What's more, home delivery is a particularly tough business for groceries, which generally sell goods on the slimmest of margins. And shipping items point to point - that is, from a grocery store rather than a massive warehouse or distribution center to a customer's home - is the least economic way to deliver goods.

Whole Foods deliveries typically entail workers gathering orders in store and handing them off to contract drivers. And those drivers often use their own vehicles and make only a handful of deliveries at a time to protect perishable items.
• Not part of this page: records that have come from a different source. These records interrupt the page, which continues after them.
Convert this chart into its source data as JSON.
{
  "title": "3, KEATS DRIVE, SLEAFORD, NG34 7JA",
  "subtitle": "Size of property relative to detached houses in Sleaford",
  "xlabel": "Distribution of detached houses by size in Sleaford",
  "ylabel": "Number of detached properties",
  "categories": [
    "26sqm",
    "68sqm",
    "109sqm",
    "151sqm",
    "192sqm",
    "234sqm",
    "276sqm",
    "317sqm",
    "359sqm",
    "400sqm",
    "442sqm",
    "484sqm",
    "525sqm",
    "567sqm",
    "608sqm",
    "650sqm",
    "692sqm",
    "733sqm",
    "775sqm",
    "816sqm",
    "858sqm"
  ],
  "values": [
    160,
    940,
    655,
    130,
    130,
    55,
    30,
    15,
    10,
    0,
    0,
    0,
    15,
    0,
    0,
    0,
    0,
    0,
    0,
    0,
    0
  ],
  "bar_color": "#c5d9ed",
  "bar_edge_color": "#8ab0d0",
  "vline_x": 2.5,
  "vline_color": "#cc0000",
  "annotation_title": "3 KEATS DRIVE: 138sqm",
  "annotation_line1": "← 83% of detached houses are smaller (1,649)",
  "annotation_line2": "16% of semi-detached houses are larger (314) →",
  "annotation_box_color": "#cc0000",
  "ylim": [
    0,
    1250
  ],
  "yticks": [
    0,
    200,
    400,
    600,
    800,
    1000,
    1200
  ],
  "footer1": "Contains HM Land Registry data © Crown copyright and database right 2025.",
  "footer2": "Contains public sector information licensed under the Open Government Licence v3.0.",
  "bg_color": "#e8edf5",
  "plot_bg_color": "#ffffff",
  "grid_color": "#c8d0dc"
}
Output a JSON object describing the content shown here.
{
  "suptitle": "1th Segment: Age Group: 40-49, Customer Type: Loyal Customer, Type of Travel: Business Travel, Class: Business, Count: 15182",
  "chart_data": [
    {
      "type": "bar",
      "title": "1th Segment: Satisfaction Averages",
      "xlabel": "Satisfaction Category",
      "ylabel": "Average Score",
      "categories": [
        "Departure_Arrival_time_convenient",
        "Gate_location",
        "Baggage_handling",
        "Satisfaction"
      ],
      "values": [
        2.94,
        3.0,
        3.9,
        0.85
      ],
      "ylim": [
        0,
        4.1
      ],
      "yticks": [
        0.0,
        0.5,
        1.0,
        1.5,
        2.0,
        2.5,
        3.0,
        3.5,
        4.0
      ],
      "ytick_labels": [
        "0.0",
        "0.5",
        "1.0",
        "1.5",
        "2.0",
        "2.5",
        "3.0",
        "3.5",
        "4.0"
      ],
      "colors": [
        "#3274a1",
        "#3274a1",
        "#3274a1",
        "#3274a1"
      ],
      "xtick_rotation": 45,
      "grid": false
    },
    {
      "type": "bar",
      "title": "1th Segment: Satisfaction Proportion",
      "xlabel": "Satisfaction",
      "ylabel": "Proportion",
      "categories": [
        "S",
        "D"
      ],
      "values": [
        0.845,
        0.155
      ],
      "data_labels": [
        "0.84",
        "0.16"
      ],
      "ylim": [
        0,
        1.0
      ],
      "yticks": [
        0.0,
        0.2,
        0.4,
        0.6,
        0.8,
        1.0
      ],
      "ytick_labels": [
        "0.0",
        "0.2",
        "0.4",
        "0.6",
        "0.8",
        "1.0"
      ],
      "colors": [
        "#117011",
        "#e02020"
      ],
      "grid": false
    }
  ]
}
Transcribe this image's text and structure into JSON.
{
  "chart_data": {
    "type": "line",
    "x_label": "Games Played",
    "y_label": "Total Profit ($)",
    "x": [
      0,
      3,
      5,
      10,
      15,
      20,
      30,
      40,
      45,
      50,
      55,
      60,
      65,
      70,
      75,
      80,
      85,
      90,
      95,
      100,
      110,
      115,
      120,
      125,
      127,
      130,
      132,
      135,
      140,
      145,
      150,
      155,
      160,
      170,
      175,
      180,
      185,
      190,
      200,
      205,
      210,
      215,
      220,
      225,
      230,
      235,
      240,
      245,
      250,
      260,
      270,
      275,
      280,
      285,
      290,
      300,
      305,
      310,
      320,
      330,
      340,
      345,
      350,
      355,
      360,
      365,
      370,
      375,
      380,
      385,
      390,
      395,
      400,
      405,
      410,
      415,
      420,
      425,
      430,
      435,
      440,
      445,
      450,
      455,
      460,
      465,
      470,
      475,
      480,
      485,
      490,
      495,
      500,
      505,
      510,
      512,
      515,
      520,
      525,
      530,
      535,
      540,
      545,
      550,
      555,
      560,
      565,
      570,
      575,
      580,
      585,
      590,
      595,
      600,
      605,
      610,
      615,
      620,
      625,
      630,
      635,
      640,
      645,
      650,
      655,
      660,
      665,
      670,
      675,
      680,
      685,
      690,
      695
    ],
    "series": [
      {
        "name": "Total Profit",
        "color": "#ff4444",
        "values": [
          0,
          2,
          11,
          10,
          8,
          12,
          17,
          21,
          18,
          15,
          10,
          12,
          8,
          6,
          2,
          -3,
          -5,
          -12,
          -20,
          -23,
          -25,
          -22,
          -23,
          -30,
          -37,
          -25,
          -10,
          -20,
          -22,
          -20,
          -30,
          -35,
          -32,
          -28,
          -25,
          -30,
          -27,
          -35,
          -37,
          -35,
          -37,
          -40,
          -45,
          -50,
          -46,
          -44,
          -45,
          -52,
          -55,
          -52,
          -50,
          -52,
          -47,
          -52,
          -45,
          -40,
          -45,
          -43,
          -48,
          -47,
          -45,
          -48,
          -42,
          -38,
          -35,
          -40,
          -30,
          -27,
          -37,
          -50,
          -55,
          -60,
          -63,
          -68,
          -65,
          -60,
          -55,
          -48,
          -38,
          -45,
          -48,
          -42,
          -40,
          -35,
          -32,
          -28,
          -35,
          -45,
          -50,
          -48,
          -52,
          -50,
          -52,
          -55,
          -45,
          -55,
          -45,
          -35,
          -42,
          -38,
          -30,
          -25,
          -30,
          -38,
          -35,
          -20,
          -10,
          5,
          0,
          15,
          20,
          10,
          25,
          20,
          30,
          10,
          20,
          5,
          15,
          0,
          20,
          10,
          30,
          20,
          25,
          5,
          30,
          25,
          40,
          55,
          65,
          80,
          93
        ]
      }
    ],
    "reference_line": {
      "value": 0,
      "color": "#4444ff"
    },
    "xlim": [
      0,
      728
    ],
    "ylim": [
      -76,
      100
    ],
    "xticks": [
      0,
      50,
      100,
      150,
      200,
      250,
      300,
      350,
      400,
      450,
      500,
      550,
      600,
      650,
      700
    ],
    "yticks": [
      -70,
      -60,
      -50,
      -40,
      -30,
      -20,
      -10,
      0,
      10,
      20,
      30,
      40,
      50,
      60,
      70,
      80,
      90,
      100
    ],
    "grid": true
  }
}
When Amazon bought Whole Foods and added free delivery for Prime members, the company had hoped to get shoppers to tack on higher-margin items that it also sells in its marketplace, such as consumer electronics, according to one of the former Amazon executives.

"That experiment failed for Whole Foods," the executive said.

Amazon has tinkered for years with grocery delivery, launching its Amazon Fresh service more than a decade ago. At various points, it has charged a $299 annual fee for that service, as well as used the U.S. Postal Service to make some of its grocery deliveries. The company has scrapped those tactics over the years and currently offers Fresh delivery in several U.S. cities included with Prime.

Amazon declined to say whether Fresh is considering a surcharge for its deliveries. Grocery pickup is free at both Whole Foods and Amazon Fresh for Prime members who spend more than $35.

"Delivery from grocery stores is not a good business," the former Amazon executive said.

Ferragut noted that Whole Foods customers are beginning to return to in-store shopping.

Getting customers back to in-person shopping has another benefit: There is a greater opportunity for them to make impulse purchases, according to a former Amazon logistics executive, who also spoke on the condition of anonymity to comment candidly.

"I am sure they have data that is reinforcing" the economics, the executive said.

O'Neill, though, doesn't plan to shop at Whole Foods in person anytime soon. She finds the parking lot at her local store too busy. And she remains concerned about walking the aisles during the pandemic. Whole Foods will probably lose her as a customer.

"It just doesn't even make sense at this point," O'Neill said.